Barra a dritta! Fabio Bigazzi
di Autoservice in viaggio premio

Scruta l'orizzonte Fabio Bigazzi, mentre regge il timone immerso nel blu del mare di Santo Domingo. Ed è facile immaginarlo mentre con la stessa perizia governa 'Autoservice', azienda di Scandicci di cui è fondatore e titolare insieme al fratello Mauro. Il primo pensiero va proprio a lui, "a mio fratello che avrebbe dovuto ma non ha potuto partire".

Si è 'sacrificato' volentieri, mi pare...
Di comune accordo abbiamo deciso che non valesse la pena rinunciare - come già avevamo fatto con Marsa Alam - e perdere il 30 per cento dei punti accumulati. Da qui in poi però, se vinceremo ancora partirà solo Mauro!
Io ero già stato a Bali-Singapore, un viaggio che ha lasciato un segno indelebile; per quanti ne potrai ancora fare, sarà difficile eguagliare quello. Un viaggio Super Top davvero! Ma bello anche Santo Domingo, dove né io né mia moglie eravamo mai stati. Abbiamo socializzato, era un bel gruppo, qualche collega lo conoscevo, gli altri li ho conosciuti in viaggio.
Se abbiamo parlato di lavoro? Solo sul pullman, ma una volta sul posto… basta! Ce la siamo veramente goduta.

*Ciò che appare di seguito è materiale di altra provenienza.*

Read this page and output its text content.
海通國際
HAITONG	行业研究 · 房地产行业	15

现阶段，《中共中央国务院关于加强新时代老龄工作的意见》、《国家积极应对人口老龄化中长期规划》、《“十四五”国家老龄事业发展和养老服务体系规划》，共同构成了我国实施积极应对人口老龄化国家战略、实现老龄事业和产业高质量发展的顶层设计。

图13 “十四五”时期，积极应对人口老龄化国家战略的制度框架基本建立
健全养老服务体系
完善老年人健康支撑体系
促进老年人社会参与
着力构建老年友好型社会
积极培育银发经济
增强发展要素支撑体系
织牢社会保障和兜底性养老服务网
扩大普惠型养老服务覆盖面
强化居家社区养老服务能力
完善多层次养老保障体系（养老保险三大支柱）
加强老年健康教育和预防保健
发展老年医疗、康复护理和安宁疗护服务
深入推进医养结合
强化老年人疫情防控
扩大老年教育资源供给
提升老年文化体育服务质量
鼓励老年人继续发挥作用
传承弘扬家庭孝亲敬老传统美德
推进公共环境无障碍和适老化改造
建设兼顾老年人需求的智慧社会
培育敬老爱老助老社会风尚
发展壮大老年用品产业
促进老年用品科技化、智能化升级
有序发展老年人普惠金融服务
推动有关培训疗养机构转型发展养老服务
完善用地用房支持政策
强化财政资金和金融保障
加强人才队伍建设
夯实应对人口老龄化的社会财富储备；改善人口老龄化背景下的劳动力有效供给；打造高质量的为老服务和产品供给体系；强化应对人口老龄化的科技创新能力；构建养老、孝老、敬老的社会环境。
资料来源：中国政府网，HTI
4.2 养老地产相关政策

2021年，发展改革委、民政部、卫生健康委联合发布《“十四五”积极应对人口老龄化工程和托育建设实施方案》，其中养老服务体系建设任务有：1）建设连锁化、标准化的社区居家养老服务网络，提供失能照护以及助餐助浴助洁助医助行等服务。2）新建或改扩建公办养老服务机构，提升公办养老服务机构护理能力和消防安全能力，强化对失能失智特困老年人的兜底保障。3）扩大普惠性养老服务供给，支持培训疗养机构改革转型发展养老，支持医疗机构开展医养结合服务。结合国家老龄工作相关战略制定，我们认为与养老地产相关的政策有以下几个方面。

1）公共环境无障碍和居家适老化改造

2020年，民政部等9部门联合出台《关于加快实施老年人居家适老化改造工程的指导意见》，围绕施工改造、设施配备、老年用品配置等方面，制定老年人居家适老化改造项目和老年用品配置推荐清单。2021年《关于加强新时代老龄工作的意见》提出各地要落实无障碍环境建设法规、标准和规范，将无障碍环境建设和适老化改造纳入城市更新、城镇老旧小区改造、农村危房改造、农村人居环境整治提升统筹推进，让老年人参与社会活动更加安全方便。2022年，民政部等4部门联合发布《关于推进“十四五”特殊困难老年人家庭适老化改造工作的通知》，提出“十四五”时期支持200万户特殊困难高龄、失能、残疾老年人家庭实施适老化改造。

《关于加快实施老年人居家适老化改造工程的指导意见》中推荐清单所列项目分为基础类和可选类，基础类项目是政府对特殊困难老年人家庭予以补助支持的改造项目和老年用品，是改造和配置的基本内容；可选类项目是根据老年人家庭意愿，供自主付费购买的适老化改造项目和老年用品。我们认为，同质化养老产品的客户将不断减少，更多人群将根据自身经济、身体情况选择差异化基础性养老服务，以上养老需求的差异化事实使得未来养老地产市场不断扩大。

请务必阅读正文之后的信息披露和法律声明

In Autoservice si comprano ricambi originali per fare punti e vincere?
Se devo dare priorità ai prodotti della rete AsConAuto lo faccio - anche a quelli dei partner, come l'olio o i pneumatici - ma solo se mi servono e se mi vanno bene. Non compro per arrivare primo.
A volte si presenta Claudio (Landriscina, promoter di riferimento, NdA) e mi dice quanto manca per raggiungere un obiettivo. A quel punto, se so che acquisterei il mese dopo tanto vale acquistare subito, ma non compro di più per partire. Vedo che con i volumi ci siamo: soltanto con Renault sono circa 300mila euro l'anno.

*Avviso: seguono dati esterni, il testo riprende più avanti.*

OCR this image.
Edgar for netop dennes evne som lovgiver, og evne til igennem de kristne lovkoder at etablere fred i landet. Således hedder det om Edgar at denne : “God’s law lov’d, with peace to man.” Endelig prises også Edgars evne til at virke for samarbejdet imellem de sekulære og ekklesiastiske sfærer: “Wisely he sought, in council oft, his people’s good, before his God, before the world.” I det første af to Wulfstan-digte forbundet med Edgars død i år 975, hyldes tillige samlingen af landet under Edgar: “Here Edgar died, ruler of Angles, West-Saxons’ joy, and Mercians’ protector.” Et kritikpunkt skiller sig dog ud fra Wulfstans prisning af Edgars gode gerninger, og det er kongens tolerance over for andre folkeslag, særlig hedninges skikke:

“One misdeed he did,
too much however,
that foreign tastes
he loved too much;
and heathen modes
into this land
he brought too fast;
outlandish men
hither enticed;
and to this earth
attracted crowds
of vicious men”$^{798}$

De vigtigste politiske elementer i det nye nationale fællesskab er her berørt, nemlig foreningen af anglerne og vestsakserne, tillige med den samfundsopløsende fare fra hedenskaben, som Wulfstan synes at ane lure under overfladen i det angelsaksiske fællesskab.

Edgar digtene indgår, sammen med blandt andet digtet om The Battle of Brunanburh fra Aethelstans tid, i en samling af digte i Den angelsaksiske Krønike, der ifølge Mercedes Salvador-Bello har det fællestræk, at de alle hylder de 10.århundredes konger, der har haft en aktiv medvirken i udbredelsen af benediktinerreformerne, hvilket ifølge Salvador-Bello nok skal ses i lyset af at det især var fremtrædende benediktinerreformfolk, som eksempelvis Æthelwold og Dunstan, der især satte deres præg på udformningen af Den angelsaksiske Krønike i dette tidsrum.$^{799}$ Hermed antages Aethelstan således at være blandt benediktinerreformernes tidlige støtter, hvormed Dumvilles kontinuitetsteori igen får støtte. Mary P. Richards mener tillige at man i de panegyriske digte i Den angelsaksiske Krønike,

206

Originali sempre e comunque?
Se sono veicoli Renault e Dacia, che vuol dire il 70/80 per cento dell'attività, montiamo solo originale. Per il resto, spesso sono vetture a noleggio e la richiesta è materiale concorrenziale e costo basso. Ma se sono dei nostri marchi, piuttosto ci rimetto ma monto l'originale. I costi ormai si equivalgono, ma con l'originale non corri rischi.

A proposito di Renault, un marchio è per sempre?
Nel 1984, quando abbiamo fondato Autoservice, io lavoravo in Renault Italia. Sul totale ingressi, Renault rappresenta l'80 per cento delle vetture. C'è un salone Renault aperto dal 1980 che canalizza dalle 20 alle 30 auto al mese: lui vende, noi diamo assistenza.
Si lavora molto anche con Arval e Europcar e, in misura minore, con Program, Car Server…
Il giro di lavoro è aumentato, e non solo perché la gente si muove per le feste; è da ottobre che è in aumento. Abbiamo 12-13 tagliandi prenotati giornalmente, ma se arriva il taxista o il fornaio o chi ha l'auto in noleggio, anche se non hanno prenotazione devono lavorare e hanno la priorità. Appuntamenti e urgenze si gestiscono con la grande disponibilità dei nostri dipendenti.  

Quanti?
Sei, quattro operativi e due in amministrazione, oltre a me e Mauro. Un dipendente è andato in pensione e abbiamo assunto un'altra persona di esperienza ma con dieci anni di meno. C'è anche un apprendista che è arrivato da noi dopo aver fatto tre stage con la scuola, gli abbiamo dato fiducia e abbiamo fatto bene, siamo contenti.

Prima di salutarci... Autoservice ha partecipato alla festa per il 18esimo del Cdrt?
Certo! Lavoriamo con il Cdrt da sempre, ci era stato proposto da BI-Auto Toyota e siamo partiti subito. Siamo tra i primi 150 clienti: adesso che ci penso, il nostro nome scorreva sul grande schermo dell'Obi Hall… Una bella festa, organizzata benissimo, bello ritrovarsi tutti insieme. Sono quelle le cose che lasciano il segno. 

E nel quotidiano?
Non ho che da ringraziarli: due consegne al giorno e spesso ordino il materiale alle 10 del mattino e a mezzogiorno ce l'ho qui. A volte non trovo il materiale su Firenze e mi arriva da Arezzo in due ore, non so come fanno ma lo fanno. Anche sul servizio niente da dire, i ragazzi lo vedi che ci tengono, due minuti di ritardo e non sono contenti. È un ingranaggio che funziona perfettamente.